人権尊重教育の充実 人間の尊厳についての学習を

教育新聞論説委員 工藤 文三

児童虐待の深刻化と対応

厚労省は8月1日、「子ども虐待による死亡事例等の検証結果等について」(第15次報告)「平成30年度の児童相談所での児童虐待相談対応件数及び『通告受理後48時間以内の安全確認ルール』の実施状況の緊急点検の結果」を公表した。

後者の児童虐待相談対応件数は15万9850件で、1990年度以来最多となった。内訳は「心理的虐待」「身体的虐待」「ネグレクト」「性的虐待」の順で、主な増加要因は心理的虐待に係る対応件数の増加、警察などからの通告の増加としている。前者の2017年度中の児童の虐待死については、心中を除いた死亡事例は50例(52人)で、そのうち0歳が最多で28人となっている。

児童虐待の防止については、2000年に児童虐待防止法が施行され、児童虐待の定義や早期発見、通告義務、強制調査などが定められ、虐待防止に向けた基本的な事項が明確になった。

その後、取り組みが進められてきたが、深刻化する児童虐待に対して、今年3月には「児童虐待防止対策の抜本的強化」に伴う対策が示された。また、6月には「児童虐待防止対策の強化を図るための児童福祉法等の一部を改正する法律案」が参議院で可決、成立した。

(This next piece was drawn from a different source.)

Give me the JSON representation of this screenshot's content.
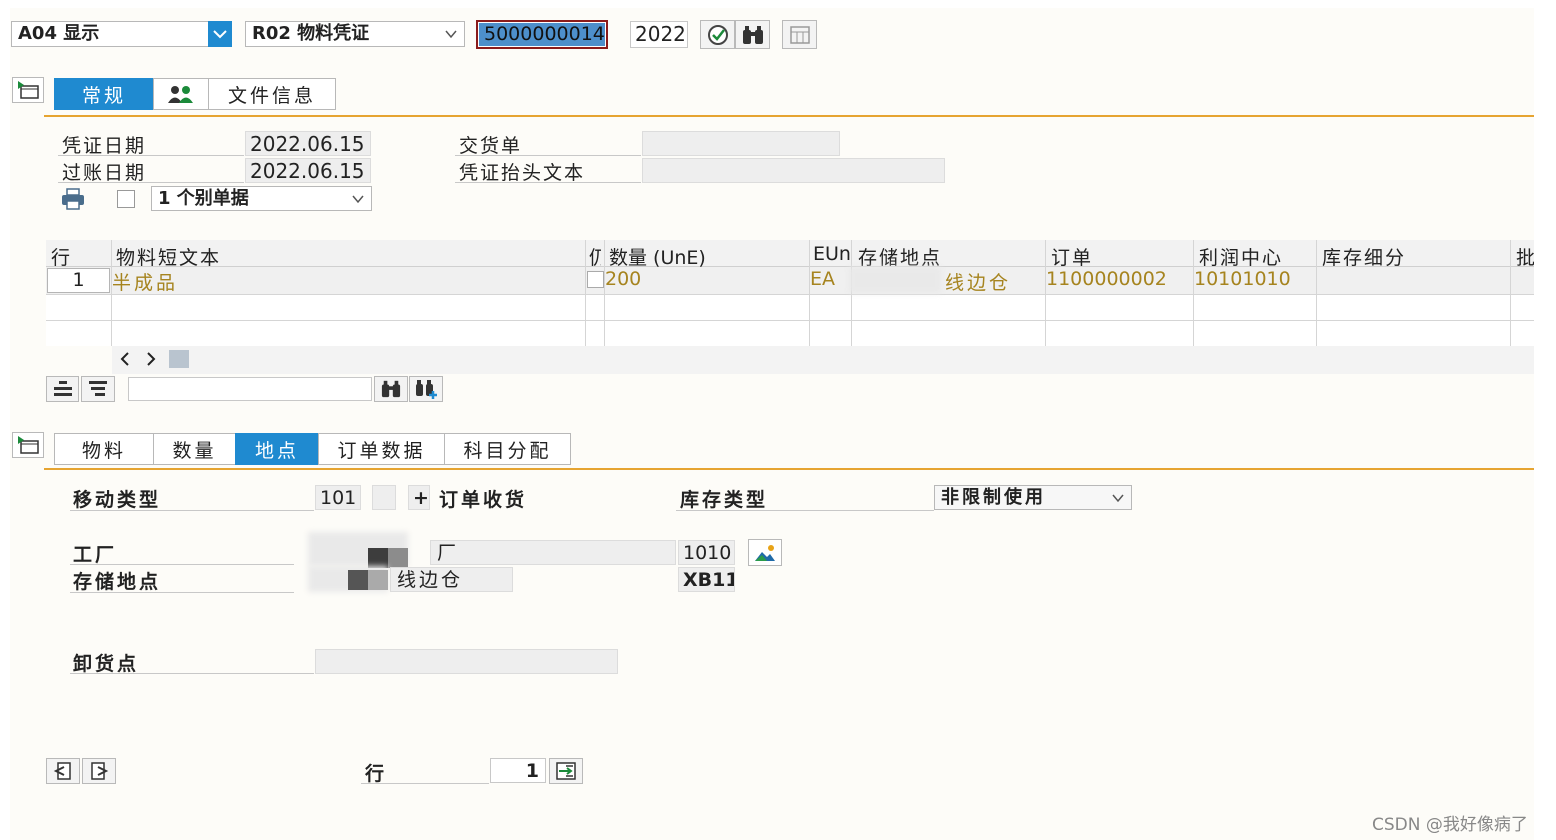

この法律は児童の権利擁護、児童相談所の体制強化および関係機関の連携強化などを内容としている。児童の権利擁護については、親権を持つ者が児童のしつけに際して体罰を加えることを禁止、民法が規定する監護と教育、つまりしつけに必要な範囲を超える戒めを禁止している。

子供の貧困

子供の貧困率は15年の調査では13.9%となっている。子供の貧困率とは、可処分所得の中央値の半分を「貧困線」とし、この線に満たない子供の割合を指す。一般的に家庭に経済的余裕がない状況では、子供の養育に関するさまざまな配慮が不十分になり、ともすれば生活習慣や健康管理、自己肯定感などにも影響を与える可能性がある。

14年に子供の貧困対策の推進に関する法律が施行され、子供の貧困解消に関する理念と貧困対策の基本が定められた(19年、一部改正)。第1条の冒頭では、「子どもの現在及び将来がその生まれ育った環境によって左右されることのないよう」にと、基本的な考え方が示された。

経済的に苦しい世帯が増加した背景には、ひとり親世帯の増加があると推測される。厚生労働省の調査結果でも、ひとり親世帯の所得は一般世帯に比べて低くなっている。

学校教育における取り組み

児童虐待や子供の貧困といった課題については、法令にのっとって多様な事業が進められている。

ただ、これらの事業は現状の改善と、必要に応じた社会的支援が中心と考えられる。児童生徒が、将来どのような家庭を営み、子供の尊厳を守り、どのように育てていくべきかは、学校教育で計画的に進めることが必要と考える。家族や家庭の在り方、親の役割や責任、子供の尊厳と養育などの学習は、特に中学校以降着実に進めていく必要がある。

高等学校新学習指導要領の「家庭基礎」には、「A 人の一生と家族・家庭及び福祉」に「親の役割と保育」「子どもの健全な発達のために親や家族及び社会の果たす役割の重要性」の事項が示されている。「解説」には、乳幼児期の「愛着の形成」や、児童憲章、児童福祉法、児童の権利に関する条約などに示される児童福祉の理念に触れるよう記されている。これらの学習を進める際には、児童の権利条約に示されている子供の「最善の利益」を基本とした学習をしたい。

一方、公民科の「公共」も関連する重要な科目である。今回の公共の構成は、人間の尊厳や真の意味での人間としての在り方生き方に関する学習を深める点で限界があると考える。

ただ、家庭科やLHRなどの学習とも連携しながら、子供の人間としての尊厳について、学習する場面を設けるようにしたい。